The suit claims the state does not have enough beds in community-care programs for all of those needing autism and mental health services — more than 1,000 are waiting — and that people in jails and state hospitals face special obstacles to community care.

In 2013, the Disability Rights Network sued the Department of Corrections, alleging that the state misused solitary confinement for mentally ill prisoners. The state took corrective action..

Literature and popular culture abound with references to the plight of loneliness: 

The Loneliness of the Long-Distance Runner, Alan Sillitoe
The Heart is a Lonely Hunter, Carson McCullers
Alone Again, Naturally, Gilbert o’ Sullivan
Only the Lonely, Roy Orbison

Have we forgotten Robin Williams and his death only last year? As his character The World’s Greatest Dad states:

“I used to think the worst thing in life is to end up all alone. It’s not.
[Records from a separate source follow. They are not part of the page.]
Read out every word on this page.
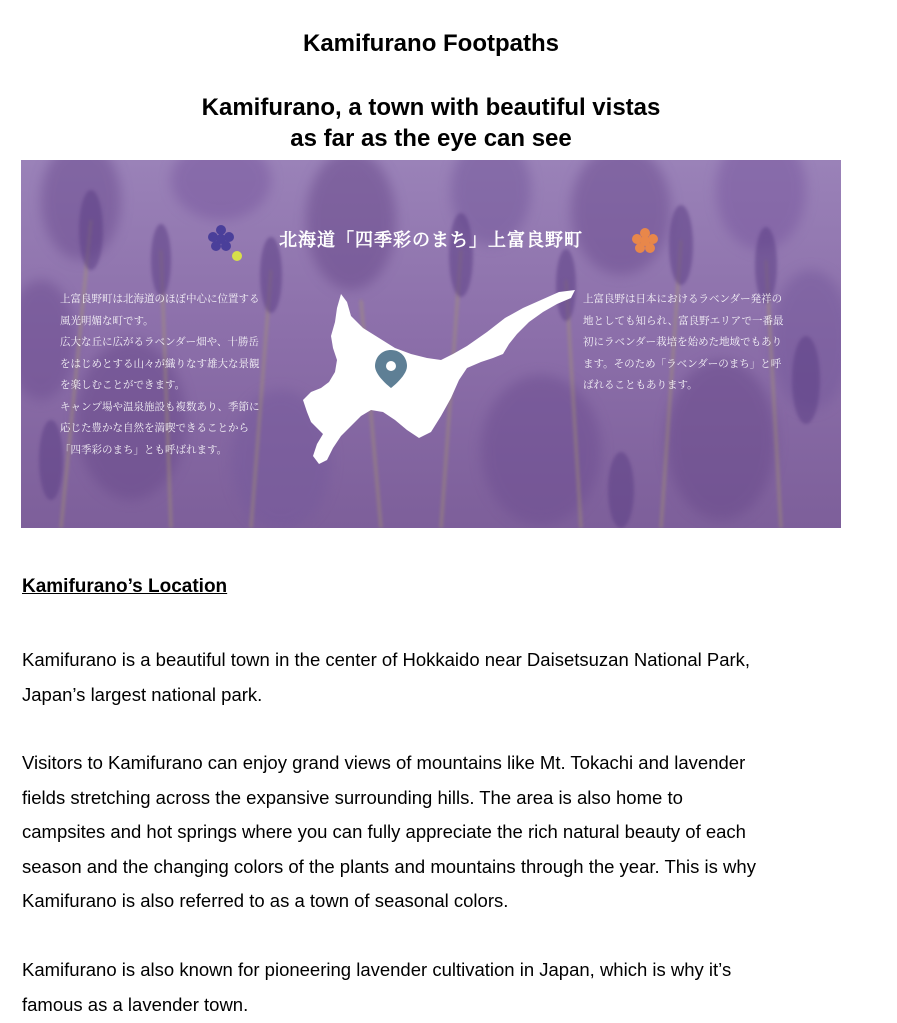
Kamifurano Footpaths
Kamifurano, a town with beautiful vistas
as far as the eye can see
北海道「四季彩のまち」上富良野町
上富良野町は北海道のほぼ中心に位置する
風光明媚な町です。
広大な丘に広がるラベンダー畑や、十勝岳
をはじめとする山々が織りなす雄大な景観
を楽しむことができます。
キャンプ場や温泉施設も複数あり、季節に
応じた豊かな自然を満喫できることから
「四季彩のまち」とも呼ばれます。
上富良野は日本におけるラベンダー発祥の
地としても知られ、富良野エリアで一番最
初にラベンダー栽培を始めた地域でもあり
ます。そのため「ラベンダーのまち」と呼
ばれることもあります。
Kamifurano’s Location

Kamifurano is a beautiful town in the center of Hokkaido near Daisetsuzan National Park,
Japan’s largest national park.

Visitors to Kamifurano can enjoy grand views of mountains like Mt. Tokachi and lavender
fields stretching across the expansive surrounding hills. The area is also home to
campsites and hot springs where you can fully appreciate the rich natural beauty of each
season and the changing colors of the plants and mountains through the year. This is why
Kamifurano is also referred to as a town of seasonal colors.

Kamifurano is also known for pioneering lavender cultivation in Japan, which is why it’s
famous as a lavender town.
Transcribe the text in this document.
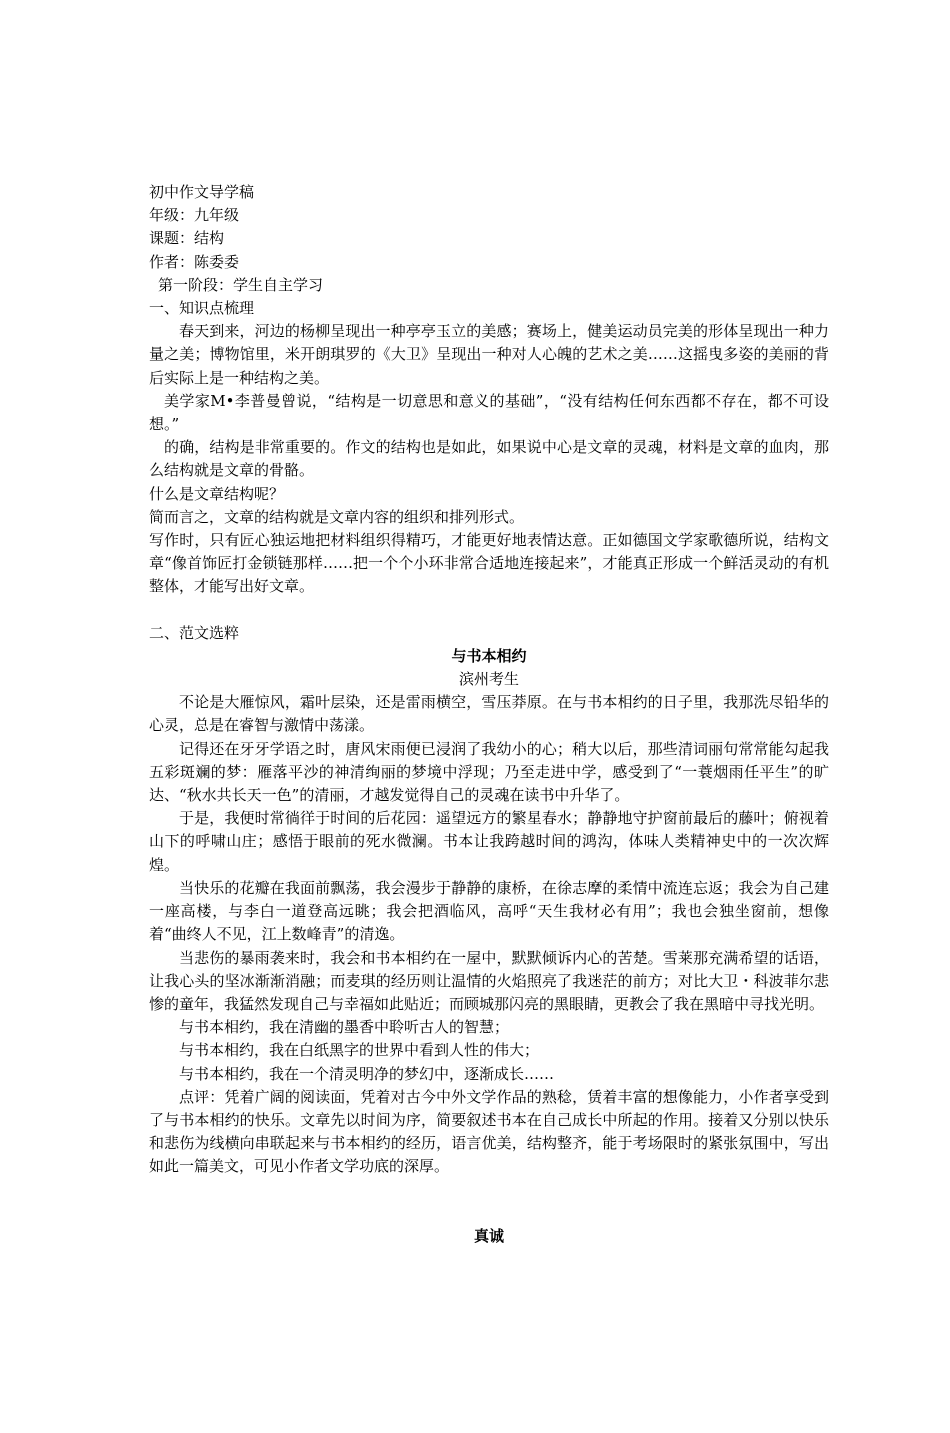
初中作文导学稿
年级：九年级
课题：结构
作者：陈委委
第一阶段：学生自主学习
一、知识点梳理
春天到来，河边的杨柳呈现出一种亭亭玉立的美感；赛场上，健美运动员完美的形体呈现出一种力量之美；博物馆里，米开朗琪罗的《大卫》呈现出一种对人心魄的艺术之美……这摇曳多姿的美丽的背后实际上是一种结构之美。
美学家M•李普曼曾说，“结构是一切意思和意义的基础”，“没有结构任何东西都不存在，都不可设想。”
的确，结构是非常重要的。作文的结构也是如此，如果说中心是文章的灵魂，材料是文章的血肉，那么结构就是文章的骨骼。
什么是文章结构呢？
简而言之，文章的结构就是文章内容的组织和排列形式。
写作时，只有匠心独运地把材料组织得精巧，才能更好地表情达意。正如德国文学家歌德所说，结构文章“像首饰匠打金锁链那样……把一个个小环非常合适地连接起来”，才能真正形成一个鲜活灵动的有机整体，才能写出好文章。
二、范文选粹
与书本相约
滨州考生
不论是大雁惊风，霜叶层染，还是雷雨横空，雪压莽原。在与书本相约的日子里，我那洗尽铅华的心灵，总是在睿智与激情中荡漾。
记得还在牙牙学语之时，唐风宋雨便已浸润了我幼小的心；稍大以后，那些清词丽句常常能勾起我五彩斑斓的梦：雁落平沙的神清绚丽的梦境中浮现；乃至走进中学，感受到了“一蓑烟雨任平生”的旷达、“秋水共长天一色”的清丽，才越发觉得自己的灵魂在读书中升华了。
于是，我便时常徜徉于时间的后花园：遥望远方的繁星春水；静静地守护窗前最后的藤叶；俯视着山下的呼啸山庄；感悟于眼前的死水微澜。书本让我跨越时间的鸿沟，体味人类精神史中的一次次辉煌。
当快乐的花瓣在我面前飘荡，我会漫步于静静的康桥，在徐志摩的柔情中流连忘返；我会为自己建一座高楼，与李白一道登高远眺；我会把酒临风，高呼“天生我材必有用”；我也会独坐窗前，想像着“曲终人不见，江上数峰青”的清逸。
当悲伤的暴雨袭来时，我会和书本相约在一屋中，默默倾诉内心的苦楚。雪莱那充满希望的话语，让我心头的坚冰渐渐消融；而麦琪的经历则让温情的火焰照亮了我迷茫的前方；对比大卫・科波菲尔悲惨的童年，我猛然发现自己与幸福如此贴近；而顾城那闪亮的黑眼睛，更教会了我在黑暗中寻找光明。
与书本相约，我在清幽的墨香中聆听古人的智慧；
与书本相约，我在白纸黑字的世界中看到人性的伟大；
与书本相约，我在一个清灵明净的梦幻中，逐渐成长……
点评：凭着广阔的阅读面，凭着对古今中外文学作品的熟稔，赁着丰富的想像能力，小作者享受到了与书本相约的快乐。文章先以时间为序，简要叙述书本在自己成长中所起的作用。接着又分别以快乐和悲伤为线横向串联起来与书本相约的经历，语言优美，结构整齐，能于考场限时的紧张氛围中，写出如此一篇美文，可见小作者文学功底的深厚。
真诚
The worst thing in life is to end up with people who make you feel all alone.”

We conveniently overlook the fact that gathering to celebrate the season of light and fellowship around the winter solstice originated in the need to to prepare for the long dark night together. Our hopes and fears is not just a phrase from a Christmas song. Can you identify the following excerpt from another holiday favorite?
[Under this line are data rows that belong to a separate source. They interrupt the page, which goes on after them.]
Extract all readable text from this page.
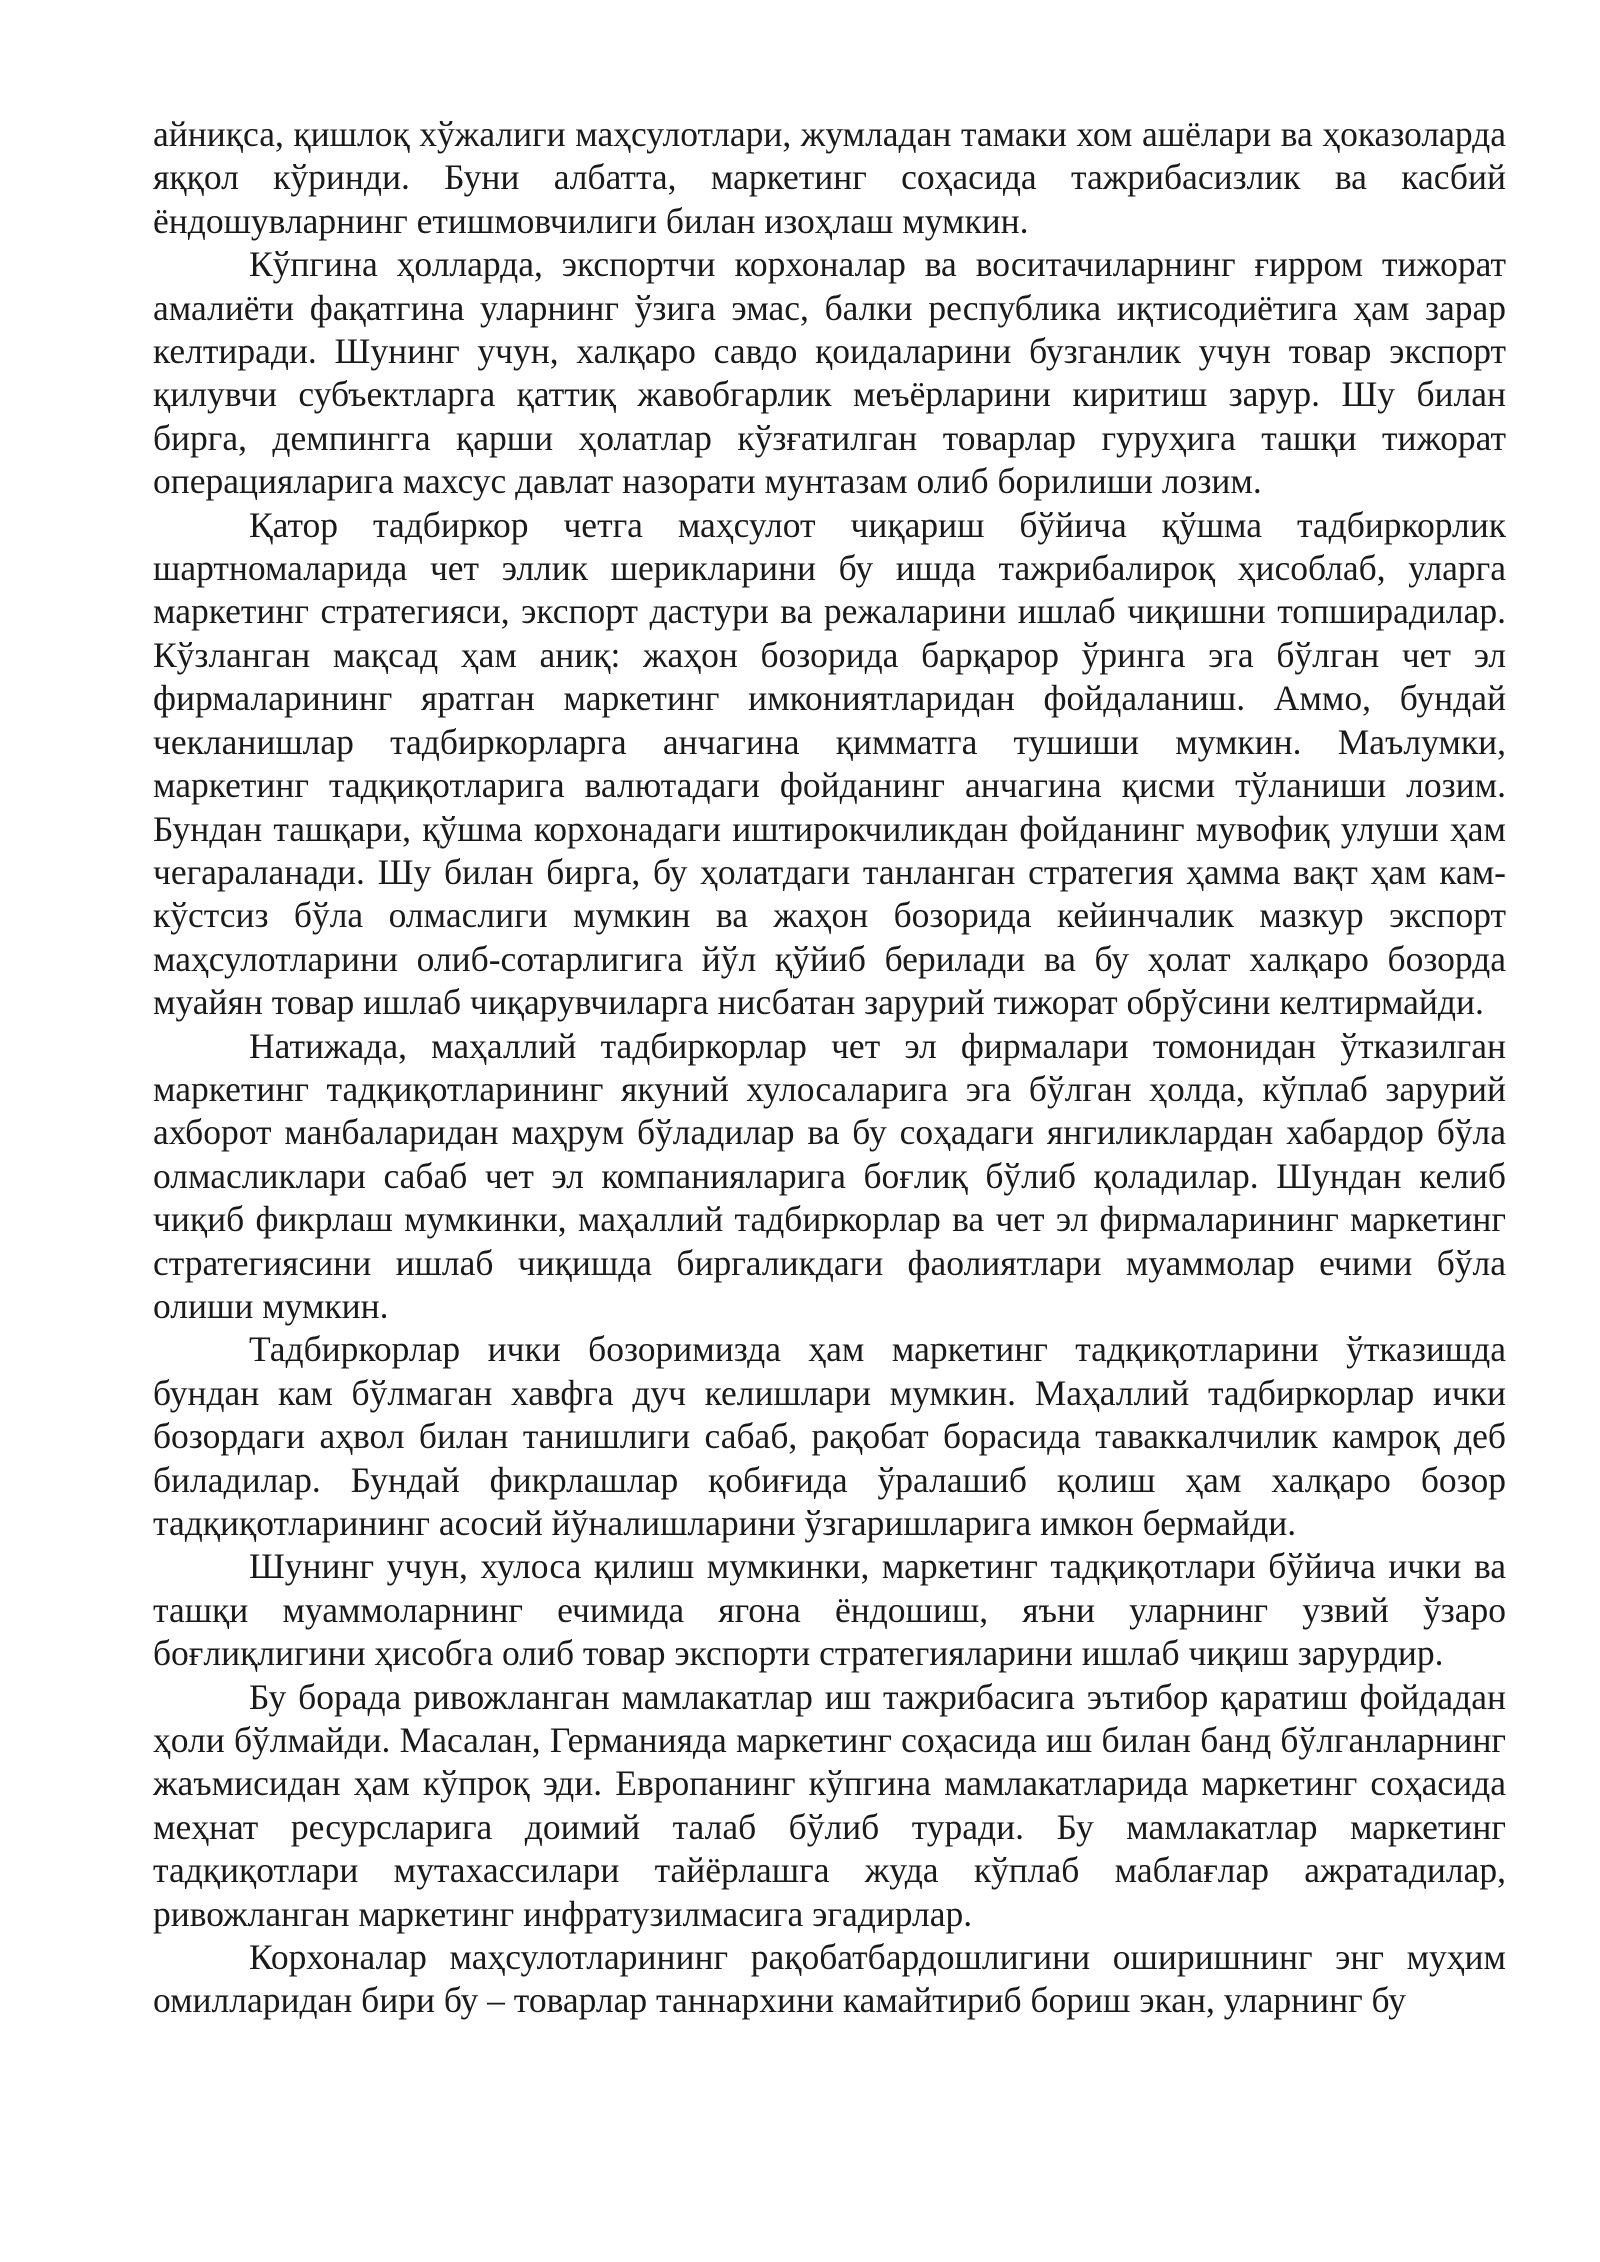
айниқса, қишлоқ хўжалиги маҳсулотлари, жумладан тамаки хом ашёлари ва ҳоказоларда яққол кўринди. Буни албатта, маркетинг соҳасида тажрибасизлик ва касбий ёндошувларнинг етишмовчилиги билан изоҳлаш мумкин.

Кўпгина ҳолларда, экспортчи корхоналар ва воситачиларнинг ғирром тижорат амалиёти фақатгина уларнинг ўзига эмас, балки республика иқтисодиётига ҳам зарар келтиради. Шунинг учун, халқаро савдо қоидаларини бузганлик учун товар экспорт қилувчи субъектларга қаттиқ жавобгарлик меъёрларини киритиш зарур. Шу билан бирга, демпингга қарши ҳолатлар кўзғатилган товарлар гуруҳига ташқи тижорат операцияларига махсус давлат назорати мунтазам олиб борилиши лозим.

Қатор тадбиркор четга маҳсулот чиқариш бўйича қўшма тадбиркорлик шартномаларида чет эллик шерикларини бу ишда тажрибалироқ ҳисоблаб, уларга маркетинг стратегияси, экспорт дастури ва режаларини ишлаб чиқишни топширадилар. Кўзланган мақсад ҳам аниқ: жаҳон бозорида барқарор ўринга эга бўлган чет эл фирмаларининг яратган маркетинг имкониятларидан фойдаланиш. Аммо, бундай чекланишлар тадбиркорларга анчагина қимматга тушиши мумкин. Маълумки, маркетинг тадқиқотларига валютадаги фойданинг анчагина қисми тўланиши лозим. Бундан ташқари, қўшма корхонадаги иштирокчиликдан фойданинг мувофиқ улуши ҳам чегараланади. Шу билан бирга, бу ҳолатдаги танланган стратегия ҳамма вақт ҳам кам-кўстсиз бўла олмаслиги мумкин ва жаҳон бозорида кейинчалик мазкур экспорт маҳсулотларини олиб-сотарлигига йўл қўйиб берилади ва бу ҳолат халқаро бозорда муайян товар ишлаб чиқарувчиларга нисбатан зарурий тижорат обрўсини келтирмайди.

Натижада, маҳаллий тадбиркорлар чет эл фирмалари томонидан ўтказилган маркетинг тадқиқотларининг якуний хулосаларига эга бўлган ҳолда, кўплаб зарурий ахборот манбаларидан маҳрум бўладилар ва бу соҳадаги янгиликлардан хабардор бўла олмасликлари сабаб чет эл компанияларига боғлиқ бўлиб қоладилар. Шундан келиб чиқиб фикрлаш мумкинки, маҳаллий тадбиркорлар ва чет эл фирмаларининг маркетинг стратегиясини ишлаб чиқишда биргаликдаги фаолиятлари муаммолар ечими бўла олиши мумкин.

Тадбиркорлар ички бозоримизда ҳам маркетинг тадқиқотларини ўтказишда бундан кам бўлмаган хавфга дуч келишлари мумкин. Маҳаллий тадбиркорлар ички бозордаги аҳвол билан танишлиги сабаб, рақобат борасида таваккалчилик камроқ деб биладилар. Бундай фикрлашлар қобиғида ўралашиб қолиш ҳам халқаро бозор тадқиқотларининг асосий йўналишларини ўзгаришларига имкон бермайди.

Шунинг учун, хулоса қилиш мумкинки, маркетинг тадқиқотлари бўйича ички ва ташқи муаммоларнинг ечимида ягона ёндошиш, яъни уларнинг узвий ўзаро боғлиқлигини ҳисобга олиб товар экспорти стратегияларини ишлаб чиқиш зарурдир.

Бу борада ривожланган мамлакатлар иш тажрибасига эътибор қаратиш фойдадан ҳоли бўлмайди. Масалан, Германияда маркетинг соҳасида иш билан банд бўлганларнинг жаъмисидан ҳам кўпроқ эди. Европанинг кўпгина мамлакатларида маркетинг соҳасида меҳнат ресурсларига доимий талаб бўлиб туради. Бу мамлакатлар маркетинг тадқиқотлари мутахассилари тайёрлашга жуда кўплаб маблағлар ажратадилар, ривожланган маркетинг инфратузилмасига эгадирлар.

Корхоналар маҳсулотларининг рақобатбардошлигини оширишнинг энг муҳим омилларидан бири бу – товарлар таннархини камайтириб бориш экан, уларнинг бу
When you’re alone, alone in the world…when you’re alone in the world.
Blown away leaves get blown in the world…swirled away leaves get swirled.
Listening to your heels as you walk, making a lonely clack.
You don’t know how it feels when you talk and nobody’s voice talks back
.4

I challenge you to read or listen to this without feeling a tear coming on.

All Is Forgiven

In It’s A Wonderful Life George Bailey’s penury, loneliness and imminent arrest bring him to the brink of suicide. At the end of the film when hope is restored (along with the missing eight thousand dollars), George’s brother, Harry, toasts him as ‘the richest man in town’. Harry does not toast George’s mastery of meditation and relaxation techniques to cope with loneliness. He toasts the fact that George’s friends and neighbors gathered around him in his time of need. They didn’t update their Facebook page, send tweets and begin Kickstarter campaigns. They showed up. — DA

1With a small h.

3Often due to policies designed to protect their rights. Listen to the enlightening WESA 12/10 interview with PA Congressman Tim Murphy , himself trained as a mental health professional.

4Click the link to read and hear this song with lyrics by Jules Styne and Bob Merrill (who went on to write music for Funny Girl).